Considering the 90-day investment horizon Graphic Packaging Holding is expected to under-perform the Crown Holdings. But the stock apears to be less risky and, when comparing its historical volatility, Graphic Packaging Holding is 1.04 times less risky than Crown Holdings. The stock trades about -0.09 of its potential returns per unit of risk. The Crown Holdings is currently generating about 0.08 of returns per unit of risk over similar time horizon. If you would invest  8,293  in Crown Holdings on December 25, 2024 and sell it today you would earn a total of  546.00  from holding Crown Holdings or generate 6.58% return on investment over 90 days.
Time Period3 Months [change]
DirectionMoves Against 
StrengthInsignificant
Accuracy100.0%
ValuesDaily Returns

Graphic Packaging Holding  vs.  Crown Holdings

 Performance 
       Timeline  
Graphic Packaging Holding 

Risk-Adjusted Performance

Very Weak

 
Weak
 
Strong
Over the last 90 days Graphic Packaging Holding has generated negative risk-adjusted returns adding no value to investors with long positions. Despite latest weak performance, the Stock's basic indicators remain persistent and the latest mess on Wall Street may also be a sign of long-standing gains for the company institutional investors.
Crown Holdings 

Risk-Adjusted Performance

Modest

 
Weak
 
Strong
Compared to the overall equity markets, risk-adjusted returns on investments in Crown Holdings are ranked lower than 6 (%) of all global equities and portfolios over the last 90 days. Despite quite weak fundamental indicators, Crown Holdings may actually be approaching a critical reversion point that can send shares even higher in April 2025.

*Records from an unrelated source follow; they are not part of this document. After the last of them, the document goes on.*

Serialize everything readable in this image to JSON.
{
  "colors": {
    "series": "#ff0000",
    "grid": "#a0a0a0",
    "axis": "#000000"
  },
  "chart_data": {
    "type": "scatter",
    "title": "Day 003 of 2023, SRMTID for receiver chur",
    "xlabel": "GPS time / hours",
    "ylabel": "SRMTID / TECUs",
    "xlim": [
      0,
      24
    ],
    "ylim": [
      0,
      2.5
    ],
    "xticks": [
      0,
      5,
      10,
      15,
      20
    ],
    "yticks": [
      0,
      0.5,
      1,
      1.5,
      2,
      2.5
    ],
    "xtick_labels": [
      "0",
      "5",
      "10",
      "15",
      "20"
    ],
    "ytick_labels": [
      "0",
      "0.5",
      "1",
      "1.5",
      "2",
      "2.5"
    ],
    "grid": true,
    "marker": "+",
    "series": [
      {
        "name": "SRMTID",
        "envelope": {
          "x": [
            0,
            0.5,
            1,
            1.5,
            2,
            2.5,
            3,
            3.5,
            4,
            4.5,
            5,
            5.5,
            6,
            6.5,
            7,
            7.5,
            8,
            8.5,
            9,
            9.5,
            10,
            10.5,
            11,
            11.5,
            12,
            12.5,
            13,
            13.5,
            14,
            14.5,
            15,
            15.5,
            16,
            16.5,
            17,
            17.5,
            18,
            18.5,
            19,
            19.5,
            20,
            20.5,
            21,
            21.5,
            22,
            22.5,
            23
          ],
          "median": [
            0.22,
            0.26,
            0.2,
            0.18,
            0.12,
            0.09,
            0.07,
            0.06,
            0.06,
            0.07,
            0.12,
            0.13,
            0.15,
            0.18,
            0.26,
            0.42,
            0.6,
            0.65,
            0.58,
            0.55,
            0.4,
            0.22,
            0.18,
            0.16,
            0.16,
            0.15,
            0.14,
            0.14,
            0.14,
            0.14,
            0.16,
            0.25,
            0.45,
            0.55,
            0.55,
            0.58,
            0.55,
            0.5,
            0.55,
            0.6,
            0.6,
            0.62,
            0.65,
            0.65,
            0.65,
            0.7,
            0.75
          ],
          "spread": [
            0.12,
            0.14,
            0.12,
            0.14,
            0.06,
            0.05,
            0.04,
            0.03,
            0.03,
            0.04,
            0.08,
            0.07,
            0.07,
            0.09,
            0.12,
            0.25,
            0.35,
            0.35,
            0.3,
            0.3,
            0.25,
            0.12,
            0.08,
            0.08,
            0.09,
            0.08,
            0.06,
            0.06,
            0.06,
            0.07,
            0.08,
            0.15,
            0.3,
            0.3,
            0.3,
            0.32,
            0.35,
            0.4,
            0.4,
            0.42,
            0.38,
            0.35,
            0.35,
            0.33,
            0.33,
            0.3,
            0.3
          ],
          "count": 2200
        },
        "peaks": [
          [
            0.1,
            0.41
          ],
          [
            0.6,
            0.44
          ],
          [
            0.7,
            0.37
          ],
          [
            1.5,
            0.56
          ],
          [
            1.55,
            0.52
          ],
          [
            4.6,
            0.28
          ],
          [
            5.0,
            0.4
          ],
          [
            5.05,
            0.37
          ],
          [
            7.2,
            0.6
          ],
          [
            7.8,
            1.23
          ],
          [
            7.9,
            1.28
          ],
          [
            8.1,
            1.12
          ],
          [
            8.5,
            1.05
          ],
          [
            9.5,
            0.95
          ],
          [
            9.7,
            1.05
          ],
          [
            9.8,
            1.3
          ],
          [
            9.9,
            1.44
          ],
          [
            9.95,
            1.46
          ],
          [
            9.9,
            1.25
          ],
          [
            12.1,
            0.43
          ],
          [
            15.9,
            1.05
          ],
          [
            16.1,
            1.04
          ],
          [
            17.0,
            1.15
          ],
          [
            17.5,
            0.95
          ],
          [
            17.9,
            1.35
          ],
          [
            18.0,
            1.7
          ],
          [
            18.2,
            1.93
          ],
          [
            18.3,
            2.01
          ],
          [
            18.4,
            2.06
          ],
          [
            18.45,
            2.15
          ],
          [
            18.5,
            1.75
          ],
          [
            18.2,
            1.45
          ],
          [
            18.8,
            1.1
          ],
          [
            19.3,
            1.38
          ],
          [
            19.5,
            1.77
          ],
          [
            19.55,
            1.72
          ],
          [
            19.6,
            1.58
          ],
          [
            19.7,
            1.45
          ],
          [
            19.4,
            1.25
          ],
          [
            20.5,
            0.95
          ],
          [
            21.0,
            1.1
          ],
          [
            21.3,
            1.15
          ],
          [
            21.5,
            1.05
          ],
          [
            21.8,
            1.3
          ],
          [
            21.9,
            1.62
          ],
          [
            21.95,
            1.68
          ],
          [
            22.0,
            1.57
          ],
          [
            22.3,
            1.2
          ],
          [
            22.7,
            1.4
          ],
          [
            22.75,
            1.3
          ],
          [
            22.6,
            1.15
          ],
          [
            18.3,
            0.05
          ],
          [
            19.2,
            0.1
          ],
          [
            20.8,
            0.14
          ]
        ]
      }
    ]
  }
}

Graphic Packaging and Crown Holdings Volatility Contrast

   Predicted Return Density   
       Returns  

Pair Trading with Graphic Packaging and Crown Holdings

The main advantage of trading using opposite Graphic Packaging and Crown Holdings positions is that it hedges away some unsystematic risk. Because of two separate transactions, even if Graphic Packaging position performs unexpectedly, Crown Holdings can make up some of the losses. Pair trading also minimizes risk from directional movements in the market. For example, if an entire industry or sector drops because of unexpected headlines, the short position in Crown Holdings will offset losses from the drop in Crown Holdings' long position.
The idea behind Graphic Packaging Holding and Crown Holdings pairs trading is to make the combined position market-neutral, meaning the overall market's direction will not affect its win or loss (or potential downside or upside). This can be achieved by designing a pairs trade with two highly correlated stocks or equities that operate in a similar space or sector, making it possible to obtain profits through simple and relatively low-risk investment.
Check out your portfolio center.
Note that this page's information should be used as a complementary analysis to find the right mix of equity instruments to add to your existing portfolios or create a brand new portfolio. You can also try the Portfolio Holdings module to check your current holdings and cash postion to detemine if your portfolio needs rebalancing.